Some Christians take issue with this portion of his letter because James is not teaching that we are justified by faith alone apart from works, and they would be correct. But, what James is talking about here is completely different from the works of the law. It is true that we are no longer bound by all of ceremonial laws but we are still bound to love God with all of our hearts and to love our neighbor as we love ourselves. Jesus said:

On these two commandments depend the whole Law and the Prophets.” - Matthew 22:40

Jesus was saying that if we obey those two simple commandments then we have fulfilled the all that is required of us.

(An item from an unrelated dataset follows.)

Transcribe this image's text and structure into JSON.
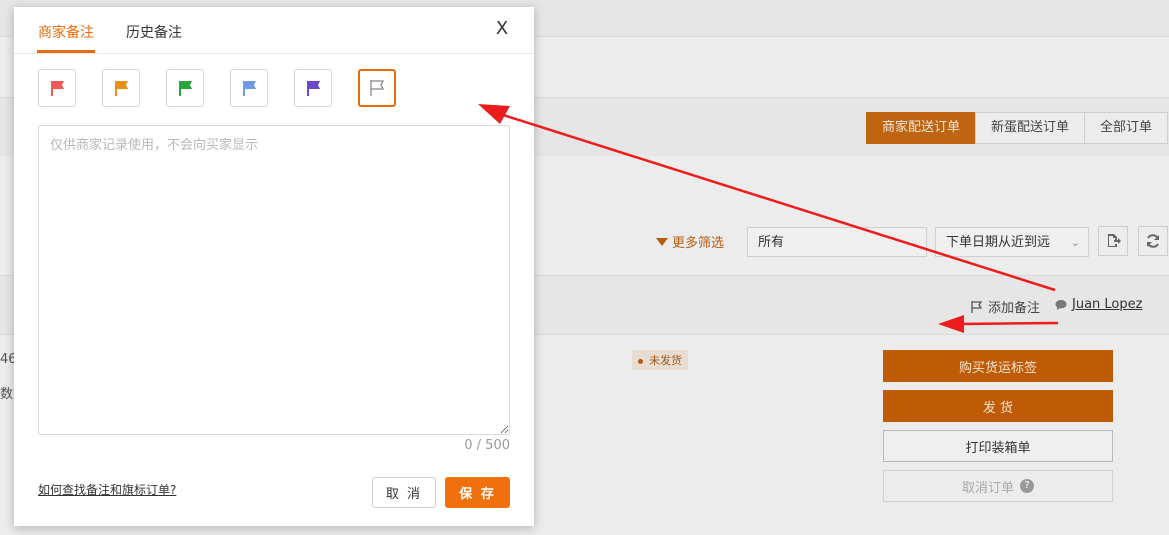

So, what about these works that James spoke of? These aren’t the works of the law but they are the fruits that follow our faith. James was telling his audience that if someone was in need that it simply isn’t enough to wish them well, we should be willing to meet their needs because of the mercy and love that God has shown us. If, by faith, we have accepted Christ into our hearts, then that same love should flow freely from our hearts to others. If the spirit of Christ and the Living God dwells within us, then the fruits of the spirit will be evident in our lives. James uses Abraham as an example of how Abraham’s faith compelled him to obey God and he was counted as righteous because of it and this act of faith came well before the law.

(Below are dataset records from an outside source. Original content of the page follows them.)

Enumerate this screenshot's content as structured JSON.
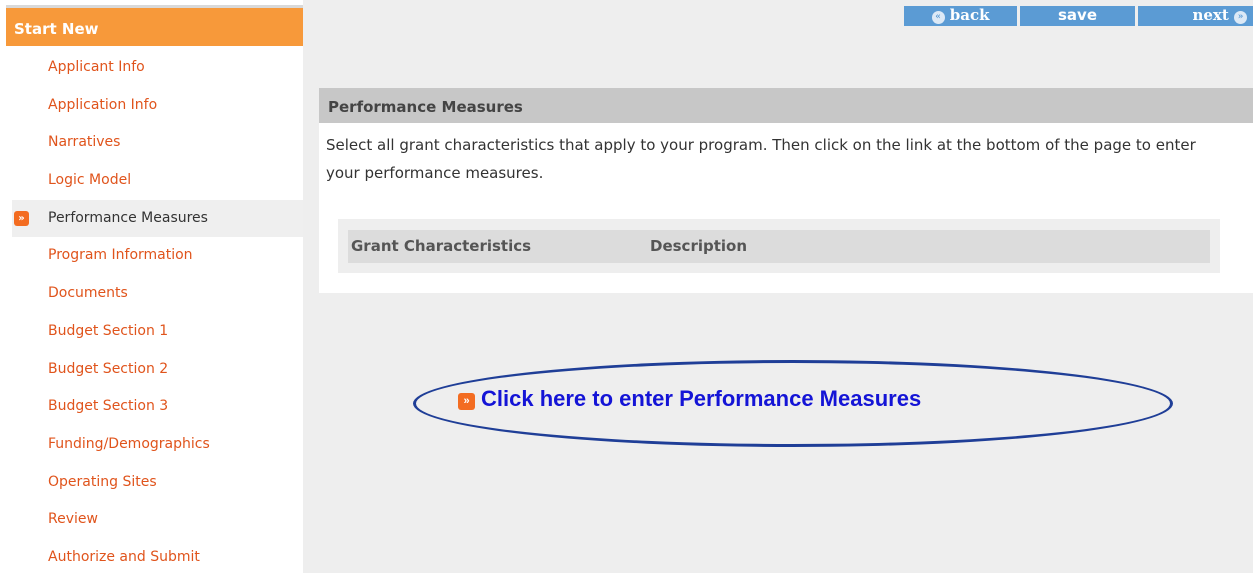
{
  "sidebar": {
    "header": "Start New",
    "items": [
      {
        "label": "Applicant Info"
      },
      {
        "label": "Application Info"
      },
      {
        "label": "Narratives"
      },
      {
        "label": "Logic Model"
      },
      {
        "label": "Performance Measures",
        "active": true
      },
      {
        "label": "Program Information"
      },
      {
        "label": "Documents"
      },
      {
        "label": "Budget Section 1"
      },
      {
        "label": "Budget Section 2"
      },
      {
        "label": "Budget Section 3"
      },
      {
        "label": "Funding/Demographics"
      },
      {
        "label": "Operating Sites"
      },
      {
        "label": "Review"
      },
      {
        "label": "Authorize and Submit"
      }
    ]
  },
  "toolbar": {
    "back_label": "back",
    "save_label": "save",
    "next_label": "next"
  },
  "panel": {
    "title": "Performance Measures",
    "instructions": "Select all grant characteristics that apply to your program. Then click on the link at the bottom of the page to enter your performance measures.",
    "columns": [
      "Grant Characteristics",
      "Description"
    ]
  },
  "cta": {
    "label": "Click here to enter Performance Measures"
  },
  "colors": {
    "accent_orange": "#f7993a",
    "nav_link": "#e0541c",
    "button_blue": "#5b9bd4",
    "cta_blue": "#1414d6",
    "ellipse": "#1f3e97"
  },
  "icons": {
    "nav_active": "arrow-right-icon",
    "back": "arrow-left-circle-icon",
    "next": "arrow-right-circle-icon",
    "cta": "arrow-right-icon"
  }
}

Well, what of those who say that we only need to follow the teachings of Paul? Are we still compelled to do good works that come as a result of our faith?

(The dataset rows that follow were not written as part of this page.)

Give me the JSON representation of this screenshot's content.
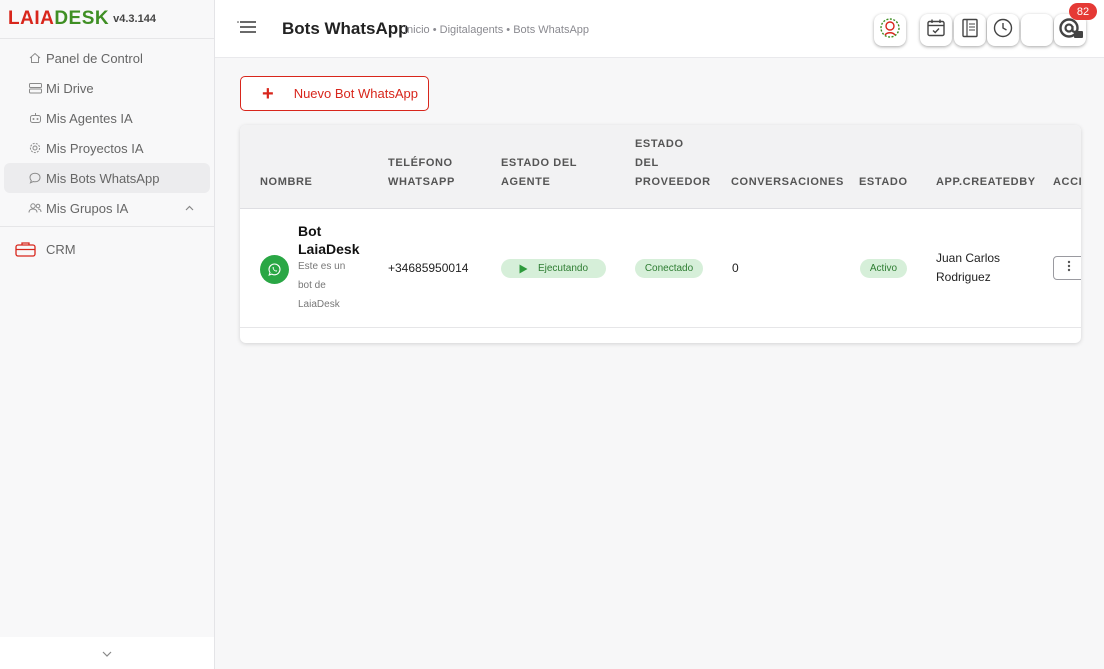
{
  "app": {
    "logo_part1": "LAIA",
    "logo_part2": "DESK",
    "version": "v4.3.144"
  },
  "sidebar": {
    "items": [
      {
        "label": "Panel de Control",
        "icon": "home-icon"
      },
      {
        "label": "Mi Drive",
        "icon": "drive-icon"
      },
      {
        "label": "Mis Agentes IA",
        "icon": "robot-icon"
      },
      {
        "label": "Mis Proyectos IA",
        "icon": "gear-icon"
      },
      {
        "label": "Mis Bots WhatsApp",
        "icon": "chat-icon",
        "active": true
      },
      {
        "label": "Mis Grupos IA",
        "icon": "users-icon",
        "expandable": true
      }
    ],
    "crm_label": "CRM"
  },
  "header": {
    "title": "Bots WhatsApp",
    "breadcrumb": "Inicio • Digitalagents • Bots WhatsApp",
    "notification_count": "82"
  },
  "toolbar": {
    "new_bot_label": "Nuevo Bot WhatsApp"
  },
  "table": {
    "headers": {
      "name": "NOMBRE",
      "phone_l1": "TELÉFONO",
      "phone_l2": "WHATSAPP",
      "agent_l1": "ESTADO DEL",
      "agent_l2": "AGENTE",
      "provider_l1": "ESTADO",
      "provider_l2": "DEL",
      "provider_l3": "PROVEEDOR",
      "conversations": "CONVERSACIONES",
      "status": "ESTADO",
      "created_by": "APP.CREATEDBY",
      "actions": "ACCIONES"
    },
    "rows": [
      {
        "name_l1": "Bot",
        "name_l2": "LaiaDesk",
        "desc_l1": "Este es un",
        "desc_l2": "bot de",
        "desc_l3": "LaiaDesk",
        "phone": "+34685950014",
        "agent_status": "Ejecutando",
        "provider_status": "Conectado",
        "conversations": "0",
        "status": "Activo",
        "created_by_l1": "Juan Carlos",
        "created_by_l2": "Rodriguez"
      }
    ]
  },
  "colors": {
    "brand_red": "#d8261c",
    "brand_green": "#3f8f24",
    "whatsapp_green": "#2aa745",
    "status_bg": "#d6efd9",
    "status_text": "#2e7d32",
    "badge_red": "#e53935"
  }
}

For by grace you have been saved through faith; and that not of yourselves, it is the gift of God; not as a result of works, so that no one may boast. For we are His workmanship, created in Christ Jesus for good works, which God prepared beforehand so that we would walk in them. - Ephesians 2:8-10

For this reason also, since the day we heard of it, we have not ceased to pray for you and to ask that you may be filled with the knowledge of His will in all spiritual wisdom and understanding, 10 so that you will walk in a manner worthy of the Lord, to please Him in all respects, bearing fruit in every good work and increasing in the knowledge of God. - Colossians 1:9,10

Now may our Lord Jesus Christ Himself and God our Father, who has loved us and given us eternal comfort and good hope by grace, comfort and strengthen your hearts in every good work and word. - 2 Thessalonians 2:16,17

But if anyone does not provide for his own, and especially for those of his household, he has denied the faith and is worse than an unbeliever. A widow is to be put on the list only if she is not less than sixty years old, having been the wife of one man, having a reputation for good works; and if she has brought up children, if she has shown hospitality to strangers, if she has washed the saints’ feet, if she has assisted those in distress, and if she has devoted herself to every good work. - 1 Timothy 5:8-10

Instruct them to do good, to be rich in good works, to be generous and ready to share. - 1 Timothy 6:18

Therefore, if anyone cleanses himself from these things, he will be a vessel for honor, sanctified, useful to the Master, prepared for every good work. - 2 Timothy 2:21

And finally…

All Scripture is inspired by God and profitable for teaching, for reproof, for correction, for training in righteousness; so that the man of God may be adequate, equipped for every good work. - 2 Timothy 3:16,17

Conclusion

The message taught by James and Paul really weren’t that different. Both were bondservants of Christ who were instructing others to live and walk as Jesus did. The message of repentance, forgiveness, the kingdom and love is consistent in the gospels as well as all of the epistles. To dismiss any part of scripture as not being written for the edification of the church is a mistake.


All passages provided are from the NASB.